What is the scope chain and how it is created?

Every scope is always connected to one or more scope in their back forming a chain or a hierarchy, except the global scope. The global scope does not have any parent, and that makes sense too since it is sitting at the top of the hierarchy.

Now adding some variable usage in code snippet 1.0 to see how scope chain is created and how variables are looked up by the compiler.

code snippet 1.1:

const bestAvenger = "Iron man";
function a() {
const bestActor = "Neymar";
console.log(bestAvenger); // output:Iron man

function c() {
const bestProgrammingLanguage = "Html";
console.log(bestActor); // output:Neymar
b();
}
  c();
}
function b() {
console.log(bestProgrammingLanguage); //**not defined error**
}
a();

Oops! There is an error, and it says bestProgrammingLanguage is not defined. Lets find a logical explanation for this error.

As mentioned above, the scope chain is always created lexically. The parents of a scope are defined by where the execution context(function) lie lexically or physically in the code.

The Scope chain for code snippet 1.0 and 1.1 would be like this:

LEXICAL ENVIRONMENT                SCOPE CHAIN
G lies in global, G=G
A lies in G, A=A+G
B lies in G, B=B+G
C lies in A & A lies in G C=C+A => C+A+G

How is this scope chain used by the compiler?

Whenever the compiler encounters a variable or an object, It traverses the whole scope chain of the current execution context looking for it. if it is NOT found there, It traverses the prototype chain, if it is NOT found there too, it throws not defined error.

In the above code the variables were accessed thrice.

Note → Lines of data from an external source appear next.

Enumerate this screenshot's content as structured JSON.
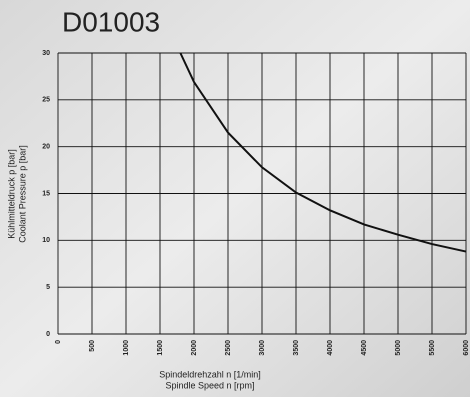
{
  "chart_data": {
    "type": "line",
    "title": "D01003",
    "x_label": [
      "Spindeldrehzahl n [1/min]",
      "Spindle Speed n [rpm]"
    ],
    "y_label": [
      "Kühlmitteldruck p [bar]",
      "Coolant Pressure p [bar]"
    ],
    "series": [
      {
        "color": "#111111",
        "x": [
          1800,
          2000,
          2500,
          3000,
          3500,
          4000,
          4500,
          5000,
          5500,
          6000
        ],
        "values": [
          30,
          26.9,
          21.5,
          17.8,
          15.1,
          13.2,
          11.7,
          10.6,
          9.6,
          8.8
        ]
      }
    ],
    "xlim": [
      0,
      6000
    ],
    "xticks": [
      0,
      500,
      1000,
      1500,
      2000,
      2500,
      3000,
      3500,
      4000,
      4500,
      5000,
      5500,
      6000
    ],
    "ylim": [
      0,
      30
    ],
    "yticks": [
      0,
      5,
      10,
      15,
      20,
      25,
      30
    ],
    "grid": true
  }
}
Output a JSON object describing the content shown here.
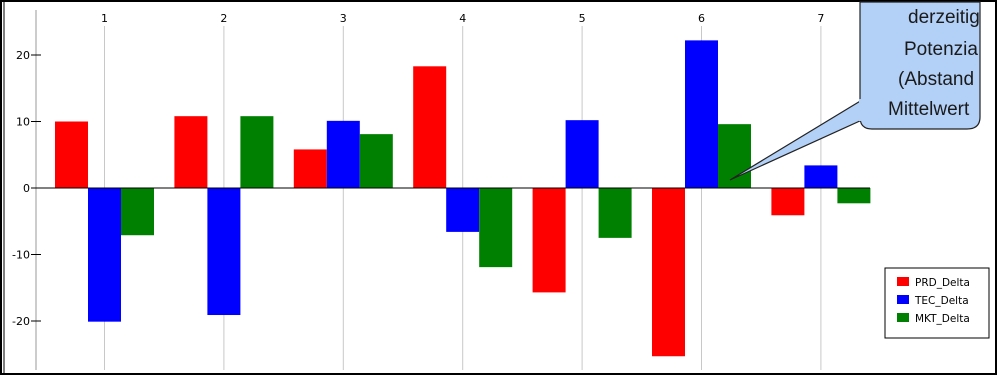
{
  "chart_data": {
    "type": "bar",
    "categories": [
      "1",
      "2",
      "3",
      "4",
      "5",
      "6",
      "7"
    ],
    "series": [
      {
        "name": "PRD_Delta",
        "color": "#ff0000",
        "values": [
          10.0,
          10.8,
          5.8,
          18.3,
          -15.7,
          -25.3,
          -4.1
        ]
      },
      {
        "name": "TEC_Delta",
        "color": "#0000ff",
        "values": [
          -20.1,
          -19.1,
          10.1,
          -6.6,
          10.2,
          22.2,
          3.4
        ]
      },
      {
        "name": "MKT_Delta",
        "color": "#008000",
        "values": [
          -7.1,
          10.8,
          8.1,
          -11.9,
          -7.5,
          9.6,
          -2.3
        ]
      }
    ],
    "yticks": [
      -20,
      -10,
      0,
      10,
      20
    ],
    "ylim": [
      -27,
      28
    ],
    "grid": "vertical",
    "legend_position": "right"
  },
  "callout": {
    "lines": [
      "derzeitig",
      "Potenzia",
      "(Abstand",
      "Mittelwert"
    ]
  }
}
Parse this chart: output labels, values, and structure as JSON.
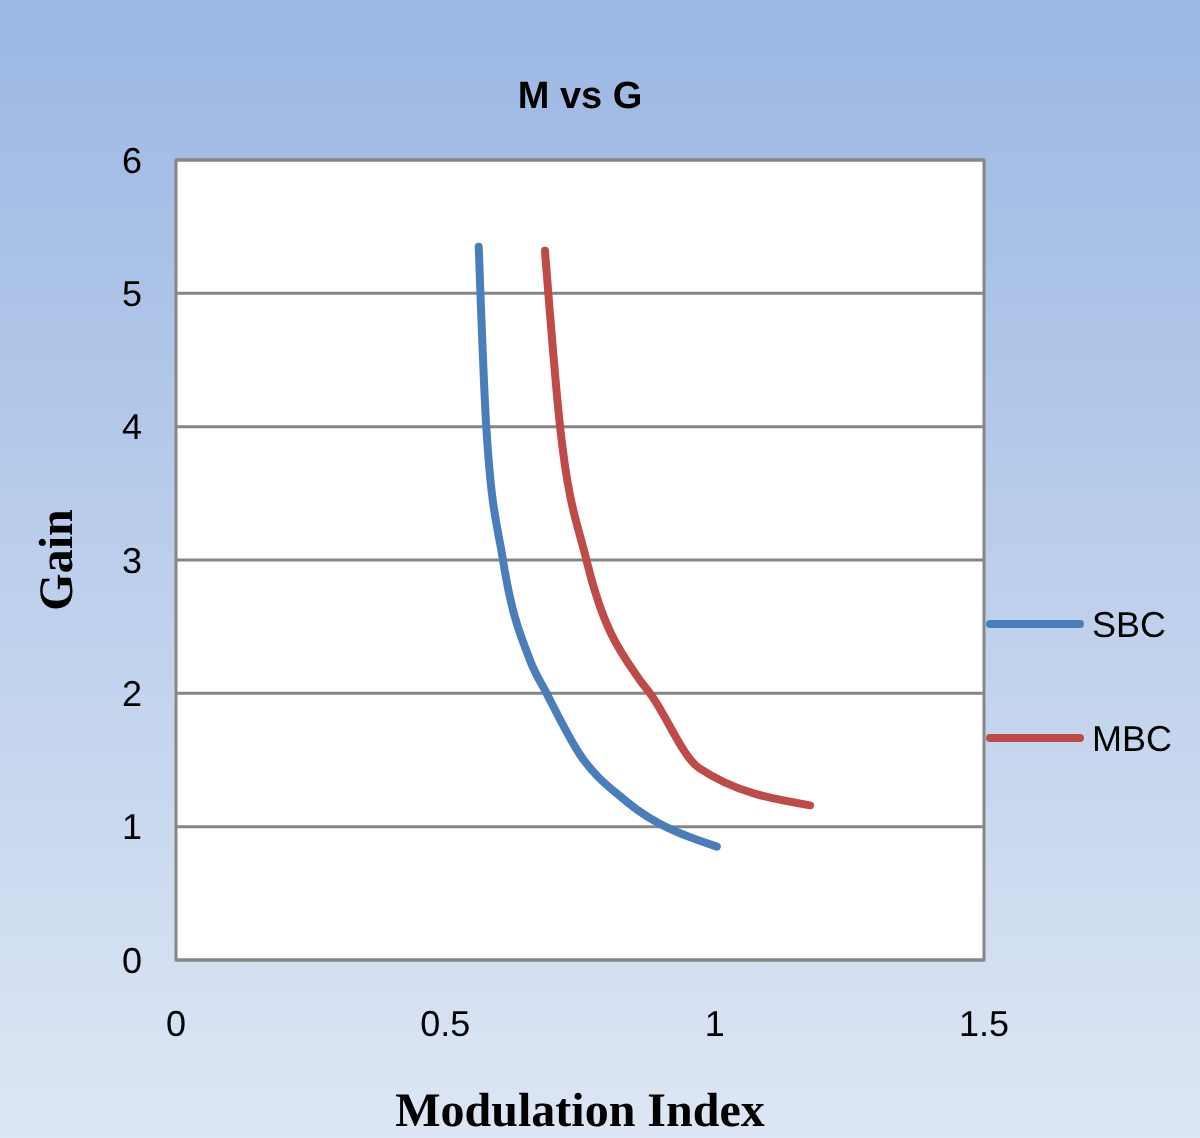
{
  "chart_data": {
    "type": "line",
    "title": "M vs G",
    "xlabel": "Modulation Index",
    "ylabel": "Gain",
    "xlim": [
      0,
      1.5
    ],
    "xticks": [
      0,
      0.5,
      1,
      1.5
    ],
    "ylim": [
      0,
      6
    ],
    "yticks": [
      0,
      1,
      2,
      3,
      4,
      5,
      6
    ],
    "grid": "y",
    "legend": "right",
    "marker": "none",
    "series": [
      {
        "name": "SBC",
        "color": "#4a7ebb",
        "x": [
          0.562,
          0.576,
          0.607,
          0.657,
          0.688,
          0.75,
          0.836,
          1.004
        ],
        "values": [
          5.35,
          4.0,
          3.0,
          2.25,
          2.0,
          1.54,
          1.19,
          0.85
        ]
      },
      {
        "name": "MBC",
        "color": "#be4b48",
        "x": [
          0.685,
          0.713,
          0.762,
          0.861,
          0.88,
          0.971,
          1.177
        ],
        "values": [
          5.32,
          4.0,
          3.0,
          2.1,
          2.0,
          1.44,
          1.16
        ]
      }
    ]
  }
}
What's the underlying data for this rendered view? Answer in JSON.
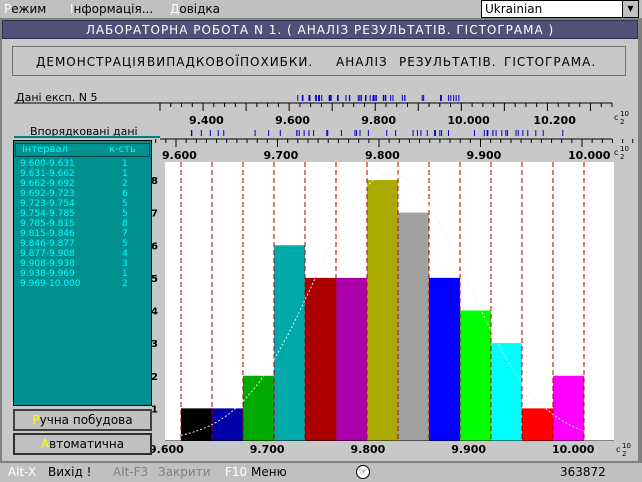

  • when console.log(bestAvenger) was executed, current execution context was A, let’s see what’s the scope chain of A is:
    A=A+G. The compiler found the variable in G
  • when console.log(bestActor); was executed; current execution context was C, let’s see what’s the scope chain of C is:
    C=C+A +G . The compiler found the variable in A
  • when console.log(bestProgrammingLanguage)was executed; current execution context was B, let’s see what’s the scope chain of B is:
    B=B+G. The compiler could neither find the variable in B or G so it threw not defined error.

Time for a small test!

To end this article, I am writing a code problem which I expect that after reading this article everyone can solve, or maybe not ;)

What statements would be printed on the console for this code snippet:

const myNumber = '3';
(function (callback) {
console.log(myNumber);
const myText = 'hello';
callback();
})(function () {
console.log(myNumber);
console.log(myText);
})

Conclusion

Javascript is single-threaded. There is always only one execution context being executed at a time. Thus, it is essential to understand how Javascript compiler handles the resources inside. We can conclude the following points from this article

  • Every function has its own execution context
  • The execution context is the environment of a function which includes its own scope.
  • The compiler creates the scope of a function by looking at where it is placed in the code.
  • The compiler creates a hierarchy of scopes called scope-chain, Global scope sits at the top of this hierarchy
  • The compiler looks at the scope-chain backward when a variable is used in the code, if it is not found, It throws not defined error.